According to a recent research report from Galaxy Digital, this is unlikely to change until yet another set of guidelines for corresponding smart contracts that perform NFT transactions is implemented.

This month, OpenSea revised its royalties policy once again. Prior to that, the platform demanded that any projects published after November 8 employ an open-source smart contract that bans the trade of digital collectables between OpenSea and competing for NFT market makers that do not receive royalties. Any transactions involving addresses belonging to smart contracts were blocked.

“OpenSea is essentially imposing fees on its marketplace at the smart contract level by limiting their ecosystem to royalty-supporting firms,” Galaxy analysts stated in a study published on Friday.

First, OpenSea modified its policy in an attempt to soothe public outrage. Now, beginning in the new year, Galaxy reports that “projects on OpenSea will have the ability to opt out of employing the royalty enforcing smart contract and will be able to establish alternative fees for collectors to comply with.”

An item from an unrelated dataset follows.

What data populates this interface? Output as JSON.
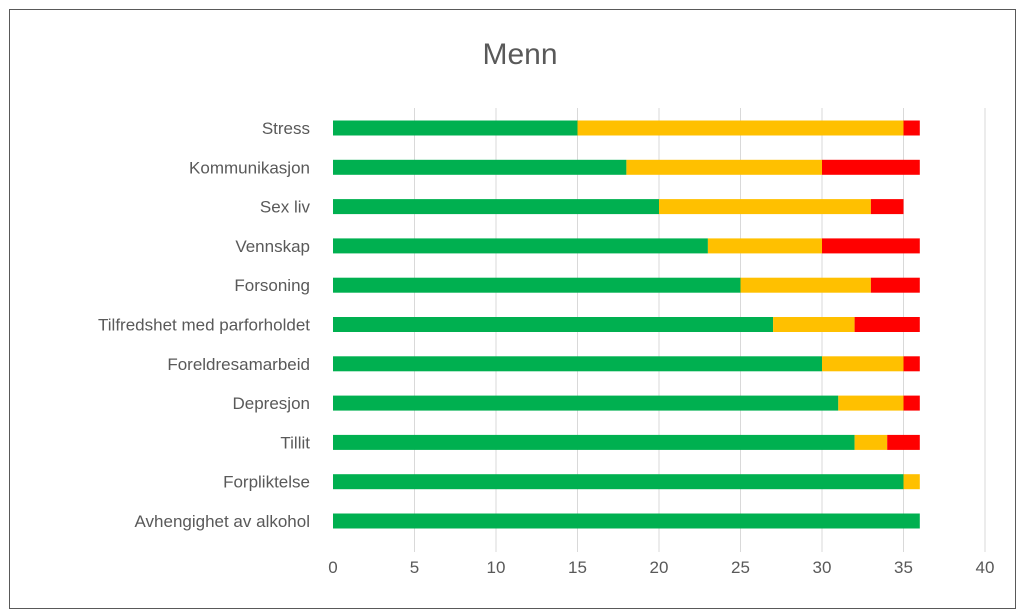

Open Creator Protocol is an open-source royalty enforcement mechanism built on top of Solana’s SPL token standard. Previously, Magic Eden operated a royalty-optional protocol (OCP). The protocol is intended to further enforce royalty payments by prohibiting transactions using smart contracts connected with zero-percent royalty platforms.

Zero royalty payments in the NFT arena have expanded in popularity and use this year, with at least three new markets, including X2Y2, Yawww, and SudoSwap, entering the market.

Galaxy discovered in a separate analysis at the time that NFT inventors made more than $1.8 billion from the practice between its launch and October. According to Galaxy, the system has produced highly focused results despite the large quantity. Just 428 volumes accounted for an astounding 80 percent of total revenues at that time.

According to Galaxy, a bigger industry effort will be necessary if creators want to maintain royalty payments.

“The problem will not be resolved until the NFT community creates a new standard for enforcing smart-contract royalties that does not rely on blacklisting contract addresses,” the research said.